Up until now, the funniest thing Washington Post columnist Dana Milbank has said in the Obama years is “I think the media would love to have an Obama scandal to cover.” Well, Milbank has finally found a scandal that upsets him: the leak investigation of Fox News reporter James Rosen.
“The Rosen affair is as flagrant an assault on civil liberties as anything done by George W. Bush’s administration, and it uses technology to silence critics in a way Richard Nixon could only have dreamed of.” It’s shaking Milbank’s confidence that the other Obama scandals aren’t scandals:
Beyond that, the administration’s actions shatter the president’s credibility and discourage allies who would otherwise defend the administration against bogus accusations such as those involving the Benghazi “talking points.” If the administration is spying on reporters and accusing them of criminality just for asking questions — well, who knows what else this crowd is capable of doing?
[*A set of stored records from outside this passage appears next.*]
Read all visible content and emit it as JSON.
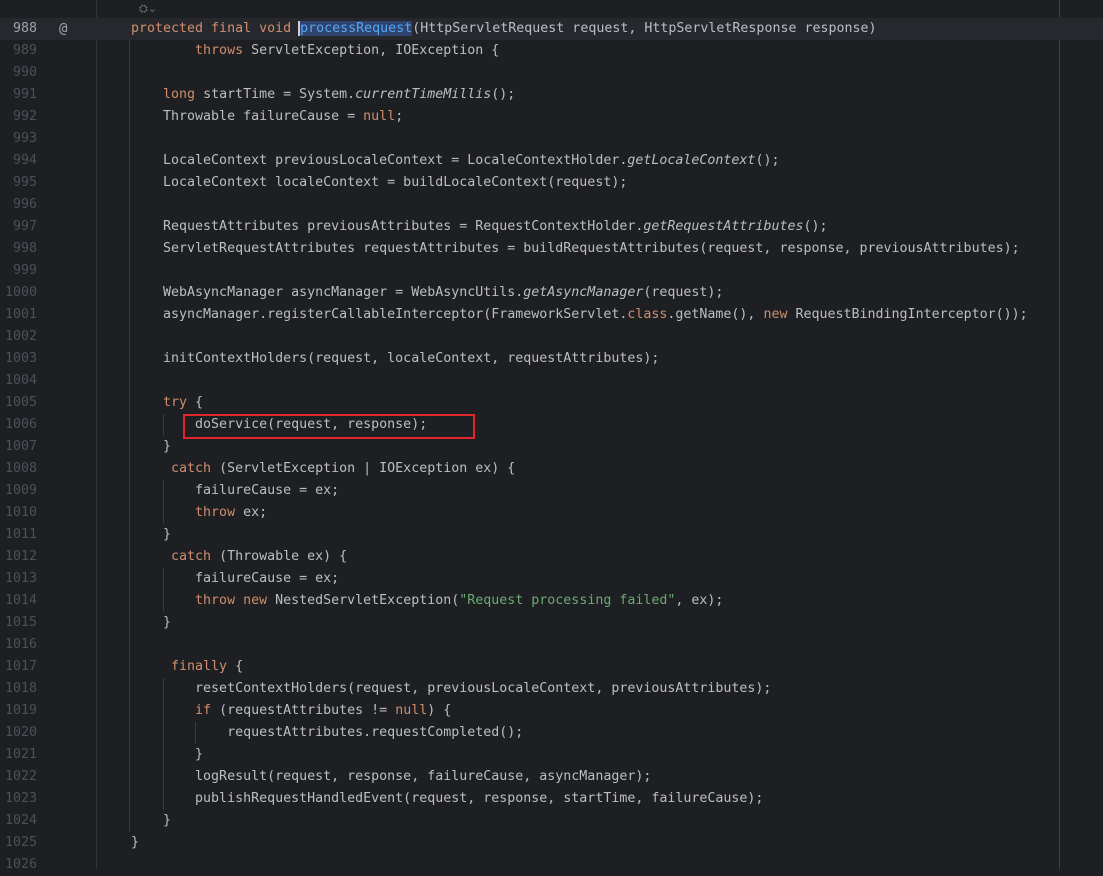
{
  "editor": {
    "inlay_icon": "hierarchy-icon",
    "current_line": 988,
    "highlighted_line": 1006,
    "colors": {
      "background": "#1e1f22",
      "keyword": "#cf8e6d",
      "method": "#56a8f5",
      "text": "#bcbec4",
      "string": "#6aab73",
      "highlight_box": "#e0262b"
    },
    "lines": [
      {
        "n": "988",
        "gutter": "@",
        "t": [
          [
            "protected final void ",
            "kw"
          ],
          [
            "processRequest",
            "fn caret hl"
          ],
          [
            "(HttpServletRequest request, HttpServletResponse response)",
            ""
          ]
        ]
      },
      {
        "n": "989",
        "t": [
          [
            "        throws ",
            "kw"
          ],
          [
            "ServletException, IOException {",
            ""
          ]
        ]
      },
      {
        "n": "990",
        "t": []
      },
      {
        "n": "991",
        "t": [
          [
            "    long ",
            "kw"
          ],
          [
            "startTime = System.",
            ""
          ],
          [
            "currentTimeMillis",
            "st"
          ],
          [
            "();",
            ""
          ]
        ]
      },
      {
        "n": "992",
        "t": [
          [
            "    Throwable failureCause = ",
            ""
          ],
          [
            "null",
            "kw"
          ],
          [
            ";",
            ""
          ]
        ]
      },
      {
        "n": "993",
        "t": []
      },
      {
        "n": "994",
        "t": [
          [
            "    LocaleContext previousLocaleContext = LocaleContextHolder.",
            ""
          ],
          [
            "getLocaleContext",
            "st"
          ],
          [
            "();",
            ""
          ]
        ]
      },
      {
        "n": "995",
        "t": [
          [
            "    LocaleContext localeContext = buildLocaleContext(request);",
            ""
          ]
        ]
      },
      {
        "n": "996",
        "t": []
      },
      {
        "n": "997",
        "t": [
          [
            "    RequestAttributes previousAttributes = RequestContextHolder.",
            ""
          ],
          [
            "getRequestAttributes",
            "st"
          ],
          [
            "();",
            ""
          ]
        ]
      },
      {
        "n": "998",
        "t": [
          [
            "    ServletRequestAttributes requestAttributes = buildRequestAttributes(request, response, previousAttributes);",
            ""
          ]
        ]
      },
      {
        "n": "999",
        "t": []
      },
      {
        "n": "1000",
        "t": [
          [
            "    WebAsyncManager asyncManager = WebAsyncUtils.",
            ""
          ],
          [
            "getAsyncManager",
            "st"
          ],
          [
            "(request);",
            ""
          ]
        ]
      },
      {
        "n": "1001",
        "t": [
          [
            "    asyncManager.registerCallableInterceptor(FrameworkServlet.",
            ""
          ],
          [
            "class",
            "kw"
          ],
          [
            ".getName(), ",
            ""
          ],
          [
            "new ",
            "kw"
          ],
          [
            "RequestBindingInterceptor());",
            ""
          ]
        ]
      },
      {
        "n": "1002",
        "t": []
      },
      {
        "n": "1003",
        "t": [
          [
            "    initContextHolders(request, localeContext, requestAttributes);",
            ""
          ]
        ]
      },
      {
        "n": "1004",
        "t": []
      },
      {
        "n": "1005",
        "t": [
          [
            "    try ",
            "kw"
          ],
          [
            "{",
            ""
          ]
        ]
      },
      {
        "n": "1006",
        "t": [
          [
            "        doService(request, response);",
            ""
          ]
        ]
      },
      {
        "n": "1007",
        "t": [
          [
            "    }",
            ""
          ]
        ]
      },
      {
        "n": "1008",
        "t": [
          [
            "     catch ",
            "kw"
          ],
          [
            "(ServletException | IOException ex) {",
            ""
          ]
        ]
      },
      {
        "n": "1009",
        "t": [
          [
            "        failureCause = ex;",
            ""
          ]
        ]
      },
      {
        "n": "1010",
        "t": [
          [
            "        throw ",
            "kw"
          ],
          [
            "ex;",
            ""
          ]
        ]
      },
      {
        "n": "1011",
        "t": [
          [
            "    }",
            ""
          ]
        ]
      },
      {
        "n": "1012",
        "t": [
          [
            "     catch ",
            "kw"
          ],
          [
            "(Throwable ex) {",
            ""
          ]
        ]
      },
      {
        "n": "1013",
        "t": [
          [
            "        failureCause = ex;",
            ""
          ]
        ]
      },
      {
        "n": "1014",
        "t": [
          [
            "        throw new ",
            "kw"
          ],
          [
            "NestedServletException(",
            ""
          ],
          [
            "\"Request processing failed\"",
            "str"
          ],
          [
            ", ex);",
            ""
          ]
        ]
      },
      {
        "n": "1015",
        "t": [
          [
            "    }",
            ""
          ]
        ]
      },
      {
        "n": "1016",
        "t": []
      },
      {
        "n": "1017",
        "t": [
          [
            "     finally ",
            "kw"
          ],
          [
            "{",
            ""
          ]
        ]
      },
      {
        "n": "1018",
        "t": [
          [
            "        resetContextHolders(request, previousLocaleContext, previousAttributes);",
            ""
          ]
        ]
      },
      {
        "n": "1019",
        "t": [
          [
            "        if ",
            "kw"
          ],
          [
            "(requestAttributes != ",
            ""
          ],
          [
            "null",
            "kw"
          ],
          [
            ") {",
            ""
          ]
        ]
      },
      {
        "n": "1020",
        "t": [
          [
            "            requestAttributes.requestCompleted();",
            ""
          ]
        ]
      },
      {
        "n": "1021",
        "t": [
          [
            "        }",
            ""
          ]
        ]
      },
      {
        "n": "1022",
        "t": [
          [
            "        logResult(request, response, failureCause, asyncManager);",
            ""
          ]
        ]
      },
      {
        "n": "1023",
        "t": [
          [
            "        publishRequestHandledEvent(request, response, startTime, failureCause);",
            ""
          ]
        ]
      },
      {
        "n": "1024",
        "t": [
          [
            "    }",
            ""
          ]
        ]
      },
      {
        "n": "1025",
        "t": [
          [
            "}",
            ""
          ]
        ]
      },
      {
        "n": "1026",
        "t": []
      }
    ]
  }
}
When Rosen and I covered the Bush White House together a decade ago, I knew him as a scrappy reporter who had a fascination with Watergate trivia. He later wrote a sympathetic biography of John Mitchell, Nixon’s disgraced attorney general. Now he’s learning just how abusive a Justice Department can be, from an administration that has launched more leak prosecutions than all previous administrations combined.
Like Juan Williams, Milbank complained that Rosen was being investigating for committing journalism. He concluded:
Carney told the White House press corps Tuesday that Obama doesn’t think “journalists should be prosecuted for doing their jobs” (perhaps he could remind the FBI of that), and the administration has renewed its support for a media shield law (a welcome but suspicious gesture, because the White House thwarted a previous attempt to pass the bill).
If Obama really is “a fierce defender of the First Amendment,” as his spokesman would have it, he will move quickly to fix this. Otherwise, Obama is establishing an ominous precedent for future leaders whose fondness for the First Amendment may not be so fierce.
This is a somewhat comical ending when Milbank has just underlined that Team Obama has “launched more leak prosecutions than all previous administrations combined.” Who’s going to be less “fierce” than that?